I was watching the news last night, and they began talking about the decision of the ICANN to implement non-Latin characters on domain names. What that means? In short, for us Asian entertainment fans, it means loads of Asian groups and musicians will be dishing more money to buy those domains for themselves.
Since I’m listening to Lee Hyori’s albums at the moment, I’ll take her as example. Let’s pretend that M-Net Entertainment had bought LeeHyori.com and Lee-Hyori.com, net, co.kr, etc — which they didn’t, IDIOTS — well, now they will have to dish more cash to buy 이효리.com, 이효리.net, 이효리.co.kr, etc.
Everyone is making a big fuzz on the news, and CNN is being particularly stupid about it wondering what Latin-alphabet-users like us will do to enter those address. The ICANN representative finally told it like it is, why would a person who CAN’T read Japanese, who CAN’T read Korean, Chinese, Arabic, Russian, etc would enter a website with a non-Latin URL?

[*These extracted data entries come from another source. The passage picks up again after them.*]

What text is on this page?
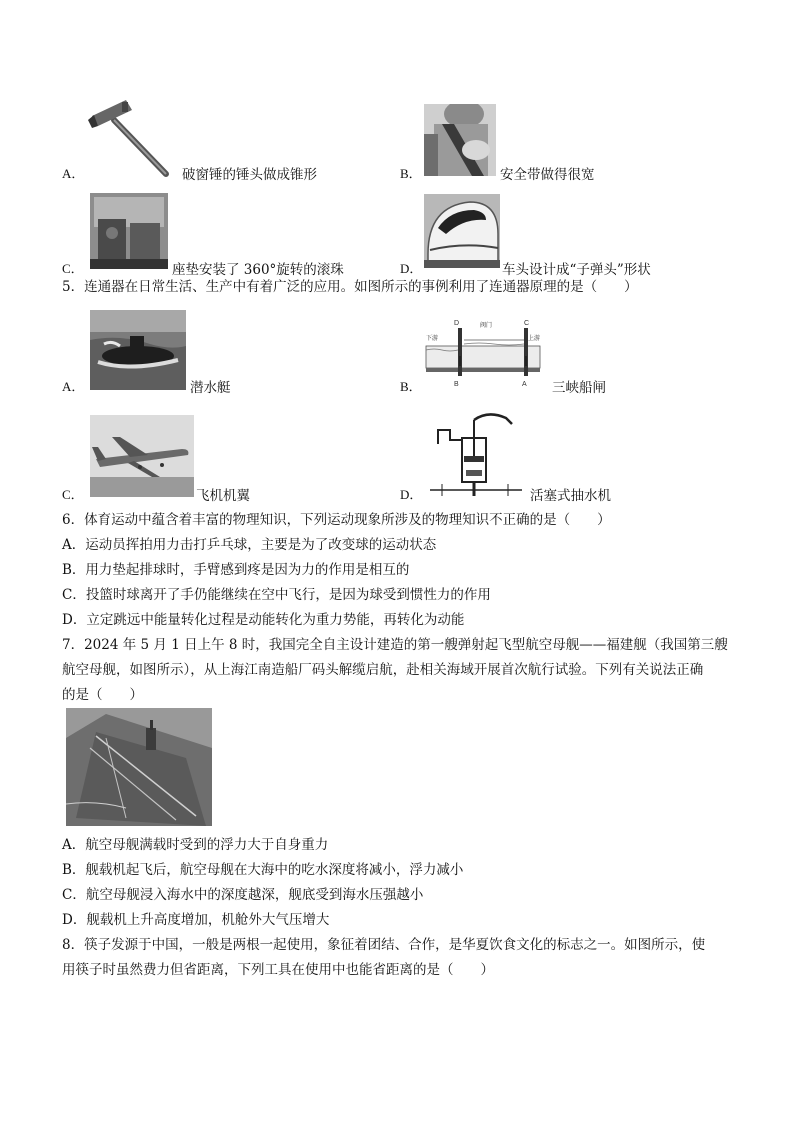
A．	破窗锤的锤头做成锥形	B．	安全带做得很宽
C．	座垫安装了 360°旋转的滚珠	D．	车头设计成“子弹头”形状
5．连通器在日常生活、生产中有着广泛的应用。如图所示的事例利用了连通器原理的是（　　）
A．	潜水艇
D	阀门	C
下游	上游
B	A
B．	三峡船闸
C．	飞机机翼	D．	活塞式抽水机
6．体育运动中蕴含着丰富的物理知识，下列运动现象所涉及的物理知识不正确的是（　　）
A．运动员挥拍用力击打乒乓球，主要是为了改变球的运动状态
B．用力垫起排球时，手臂感到疼是因为力的作用是相互的
C．投篮时球离开了手仍能继续在空中飞行，是因为球受到惯性力的作用
D．立定跳远中能量转化过程是动能转化为重力势能，再转化为动能
7．2024 年 5 月 1 日上午 8 时，我国完全自主设计建造的第一艘弹射起飞型航空母舰——福建舰（我国第三艘
航空母舰，如图所示），从上海江南造船厂码头解缆启航，赴相关海域开展首次航行试验。下列有关说法正确
的是（　　）
A．航空母舰满载时受到的浮力大于自身重力
B．舰载机起飞后，航空母舰在大海中的吃水深度将减小，浮力减小
C．航空母舰浸入海水中的深度越深，舰底受到海水压强越小
D．舰载机上升高度增加，机舱外大气压增大
8．筷子发源于中国，一般是两根一起使用，象征着团结、合作，是华夏饮食文化的标志之一。如图所示，使
用筷子时虽然费力但省距离，下列工具在使用中也能省距离的是（　　）
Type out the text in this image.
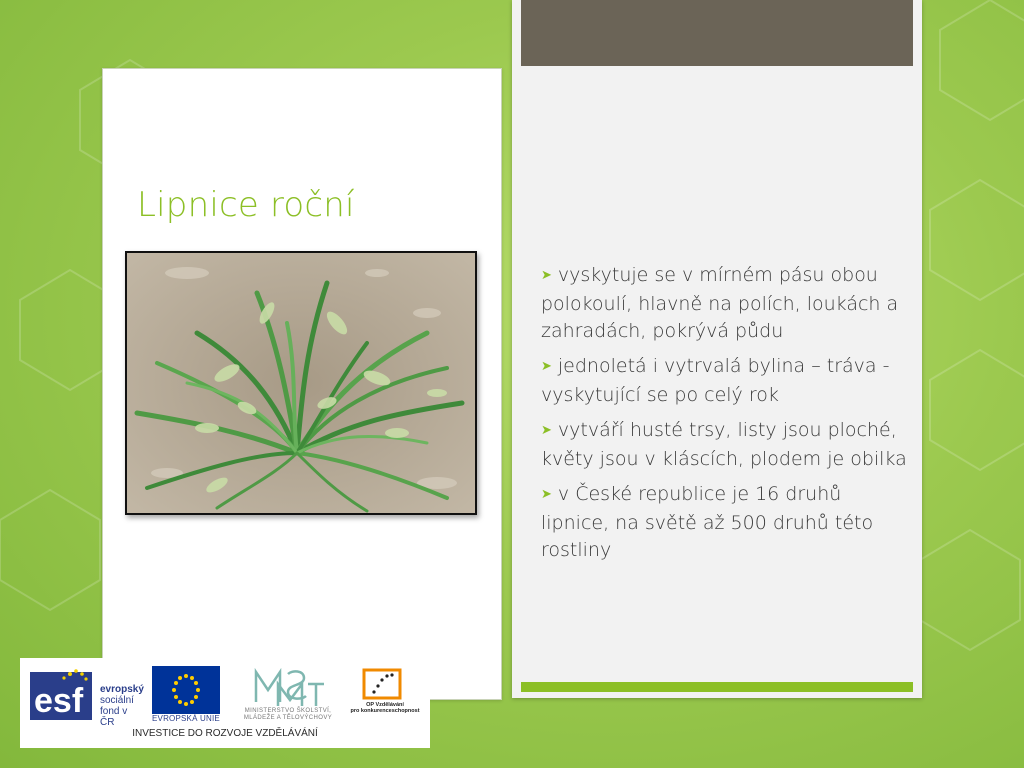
Lipnice roční
➤ vyskytuje se v mírném pásu obou polokoulí, hlavně na polích, loukách a zahradách, pokrývá půdu
➤ jednoletá i vytrvalá bylina – tráva - vyskytující se po celý rok
➤ vytváří husté trsy, listy jsou ploché, květy jsou v kláscích, plodem je obilka
➤ v České republice je 16 druhů lipnice, na světě až 500 druhů této rostliny
esf evropský
sociální
fond v ČR	EVROPSKÁ UNIE
MINISTERSTVO ŠKOLSTVÍ,
MLÁDEŽE A TĚLOVÝCHOVY
OP Vzdělávání
pro konkurenceschopnost
INVESTICE DO ROZVOJE VZDĚLÁVÁNÍ
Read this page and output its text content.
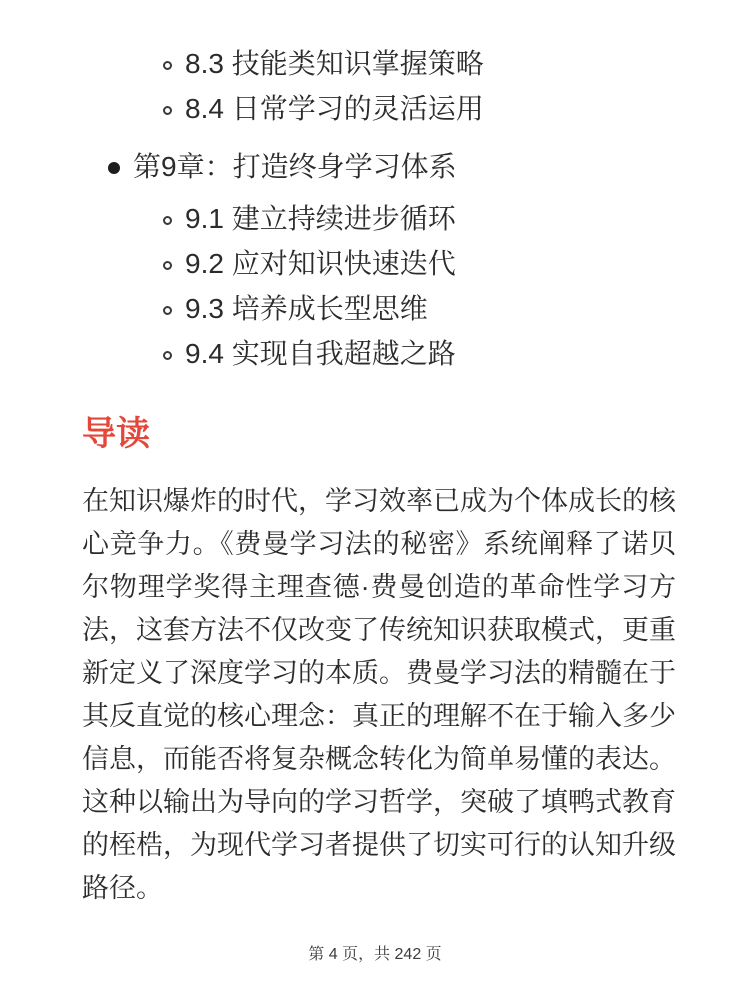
8.3 技能类知识掌握策略
8.4 日常学习的灵活运用
第9章：打造终身学习体系
9.1 建立持续进步循环
9.2 应对知识快速迭代
9.3 培养成长型思维
9.4 实现自我超越之路
导读

在知识爆炸的时代，学习效率已成为个体成长的核心竞争力。《费曼学习法的秘密》系统阐释了诺贝尔物理学奖得主理查德·费曼创造的革命性学习方法，这套方法不仅改变了传统知识获取模式，更重新定义了深度学习的本质。费曼学习法的精髓在于其反直觉的核心理念：真正的理解不在于输入多少信息，而能否将复杂概念转化为简单易懂的表达。这种以输出为导向的学习哲学，突破了填鸭式教育的桎梏，为现代学习者提供了切实可行的认知升级路径。

第 4 页，共 242 页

I, on the other hand, think that this decision is just to cash in some more bucks, this time on the other side of the world. After all, these other companies who already own their Latin URL will also have to buy their non-Latin version. I mean, it would be a revolution if this Non-Latin implementation would let me type 可口可乐.com and would automatically open the website of Coca Cola China, without the need to buy that domain in addition to pay for coca-cola.com.cn, right?
Big money suckers!
When you live in a country where Latin characters might as well be a alien language then this is a big deal
True, but why should you pay for it? It should be automatic. My issue isn’t the characters, I support the idea, but If you already own Coca Cola.com, you should be able to type Coca Cola in Chinese and it should be automatic. Why having to buy it?
Otherwise companies that buy domains that they might think are worth buying would begin buying all domains with the names of all Asian entertainment artists, starting with Jay Chou’s name, Bi’s, DBSK, Shiina Ringo… anything goes. Nothing much to lose, just a lot of big news URL names.